Waku serves as the communications layer of the Logos tech stack. Alongside the trustless agreement layer, Nomos, and the storage layer, Codex, it is one of the Logos Collective's foundational projects.
Today's internet is increasingly controlled by a small number of tech giants. Google, Amazon, Meta, and a few others dictate what we see and with whom we can communicate. Their influence is almost limitless, and their actions shape global public opinion and even geopolitics.
To anyone that understands the internet's present architecture, this outcome should be expected. The centralised entities through which we communicate have privileged access to reams of data that we, as internet users, produce daily, presenting an opportunity for the kind of surveillance that was once confined to the pages of science-fiction literature.

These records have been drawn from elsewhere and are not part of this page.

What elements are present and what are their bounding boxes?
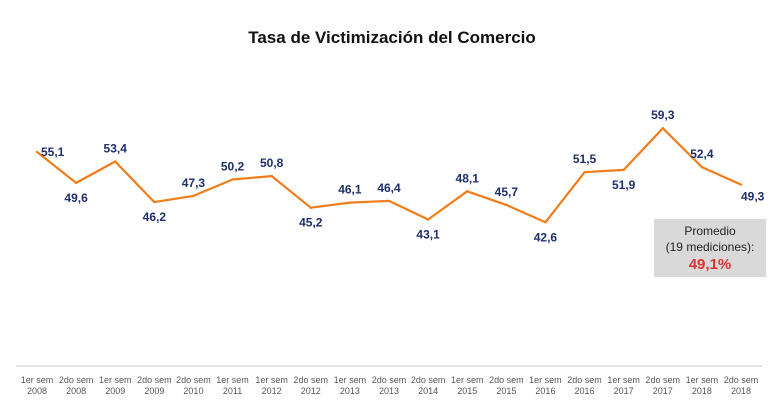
- x-tick-label: 2do sem: [294, 375, 329, 385]
- data-label: 59,3: [651, 108, 675, 122]
- x-tick-label: 2do sem: [646, 375, 681, 385]
- x-tick-label: 2do sem: [411, 375, 446, 385]
- data-label: 50,2: [221, 160, 245, 174]
- x-tick-label: 2013: [379, 386, 399, 396]
- data-point: [583, 170, 586, 174]
- x-tick-label: 1er sem: [529, 375, 562, 385]
- x-tick-label: 2do sem: [724, 375, 759, 385]
- series-line: [36, 127, 742, 224]
- data-point: [466, 190, 469, 193]
- x-tick-label: 2012: [301, 386, 321, 396]
- data-label: 46,2: [143, 210, 167, 224]
- x-tick-label: 2do sem: [567, 375, 602, 385]
- data-label: 51,5: [573, 152, 597, 166]
- data-label: 50,8: [260, 156, 284, 170]
- x-tick-label: 2010: [183, 386, 203, 396]
- data-point: [114, 160, 117, 163]
- x-tick-label: 2017: [653, 386, 673, 396]
- x-tick-label: 2009: [105, 386, 125, 396]
- x-tick-label: 2015: [496, 386, 516, 396]
- x-tick-label: 2012: [262, 386, 282, 396]
- x-tick-label: 2016: [575, 386, 595, 396]
- x-tick-label: 1er sem: [334, 375, 367, 385]
- x-tick-label: 1er sem: [451, 375, 484, 385]
- x-tick-label: 2018: [731, 386, 751, 396]
- data-point: [153, 200, 156, 204]
- average-label: Promedio: [684, 224, 736, 238]
- data-label: 52,4: [690, 147, 714, 161]
- data-label: 49,3: [741, 190, 765, 204]
- x-tick-label: 2013: [340, 386, 360, 396]
- data-point: [192, 194, 195, 198]
- data-point: [622, 168, 625, 172]
- x-tick-label: 1er sem: [21, 375, 54, 385]
- x-tick-label: 2009: [144, 386, 164, 396]
- data-point: [270, 174, 273, 178]
- data-point: [739, 183, 743, 186]
- x-tick-label: 2do sem: [176, 375, 211, 385]
- x-tick-label: 2008: [27, 386, 47, 396]
- x-tick-label: 2015: [457, 386, 477, 396]
- x-tick-label: 2016: [535, 386, 555, 396]
- data-label: 42,6: [534, 230, 558, 244]
- data-point: [505, 203, 508, 207]
- data-label: 46,1: [338, 183, 362, 197]
- data-label: 45,2: [299, 216, 323, 230]
- data-point: [74, 181, 78, 185]
- data-point: [35, 150, 39, 154]
- x-tick-label: 1er sem: [607, 375, 640, 385]
- chart-title: Tasa de Victimización del Comercio: [248, 28, 536, 47]
- data-point: [309, 206, 312, 209]
- data-label: 48,1: [456, 171, 480, 185]
- x-tick-label: 2014: [418, 386, 438, 396]
- x-tick-label: 1er sem: [686, 375, 719, 385]
- x-tick-label: 2018: [692, 386, 712, 396]
- x-tick-label: 1er sem: [216, 375, 249, 385]
- x-tick-label: 1er sem: [99, 375, 132, 385]
- average-count: (19 mediciones):: [665, 240, 755, 254]
- data-point: [544, 221, 547, 224]
- x-tick-label: 2017: [614, 386, 634, 396]
- data-label: 47,3: [182, 176, 206, 190]
- data-label: 51,9: [612, 178, 636, 192]
- data-point: [661, 127, 664, 130]
- x-tick-label: 2008: [66, 386, 86, 396]
- average-value: 49,1%: [688, 256, 732, 273]
- data-point: [231, 178, 234, 181]
- data-label: 49,6: [64, 191, 88, 205]
- data-label: 55,1: [41, 145, 65, 159]
- x-tick-label: 2011: [223, 386, 242, 396]
- data-label: 46,4: [377, 181, 401, 195]
- x-tick-label: 2do sem: [137, 375, 172, 385]
- data-point: [426, 218, 430, 221]
- x-tick-label: 2do sem: [372, 375, 407, 385]
- data-point: [700, 165, 704, 169]
- x-tick-label: 2do sem: [59, 375, 94, 385]
- x-tick-label: 1er sem: [255, 375, 288, 385]
- average-box: Promedio (19 mediciones): 49,1%: [654, 219, 766, 277]
- data-label: 45,7: [495, 185, 519, 199]
- x-tick-label: 2do sem: [489, 375, 524, 385]
- data-point: [387, 199, 391, 203]
- data-point: [348, 201, 352, 204]
- data-label: 43,1: [416, 228, 440, 242]
- data-label: 53,4: [104, 141, 128, 155]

Thinking that the most powerful commercial and political institutions would not leverage this would be naive.
Yet, it doesn't have to be this way. Advances in cryptography, peer-to-peer networking, and decentralised technologies provide an alternate path forward.
(Slowly) moving toward a decentralised web
The early Ethereum community realised this. Initially, the plan was to rebuild the web's architecture along decentralised lines by developing the so-called Holy Trinity of the Decentralised Web: computation, storage, and communication. Ethereum itself would handle computation, Swarm was the reimagined web's storage layer, and Whisper would take care of messaging.

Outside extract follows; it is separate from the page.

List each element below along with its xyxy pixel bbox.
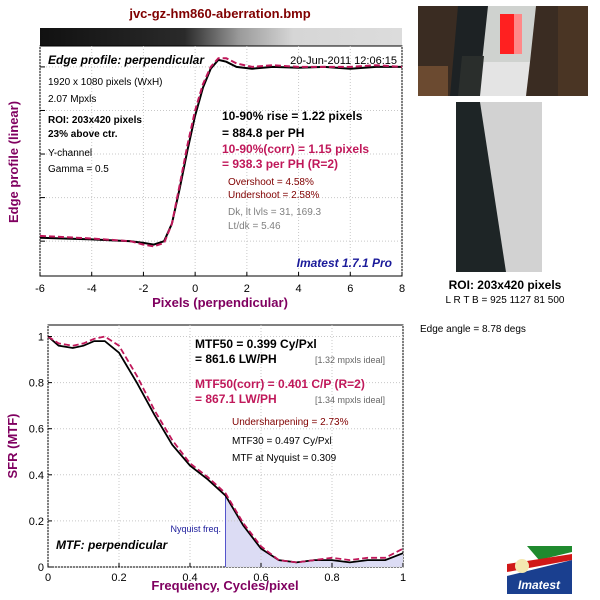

Whisper was a promising start but scalability shortcomings quickly became apparent. Meanwhile, the development of Swarm and Whisper was seemingly relegated to a backseat while Ethereum took centre stage. Yet, without adequate communication and storage layers, the decentralised web's potential for disrupting human coordination remained severely encumbered.
Status, the decentralised messaging application, was built to leverage Whisper but because of Whisper’s development delays, the team decided to build their own communication protocol. Consequently, the R&D group Vac was put together in 2018 to research solutions to Whisper's scaling woes.
The birth of Waku
In 2020, Waku v1 was released. As a fork of the Whisper codebase, this initial version introduced various Vac-proposed optimizations, resulting in a better performing messaging protocol. Yet, it was clear that further changes were needed for Waku to be able to handle the volume of messages an application like Status would produce.
The following year, work on a complete protocol rewrite began. Waku v2, as the version under development today is known, introduced a relay protocol that implements pub/sub over libp2p. Additionally, further capabilities were included to make Waku more useful, including historic message retrieval for mostly-offline devices, adaptive nodes to make participation more accessible to users with limited or intermittent connections and lower-spec hardware, and various bandwidth preservation techniques.
Waku was first announced as a core Logos project in June 2023.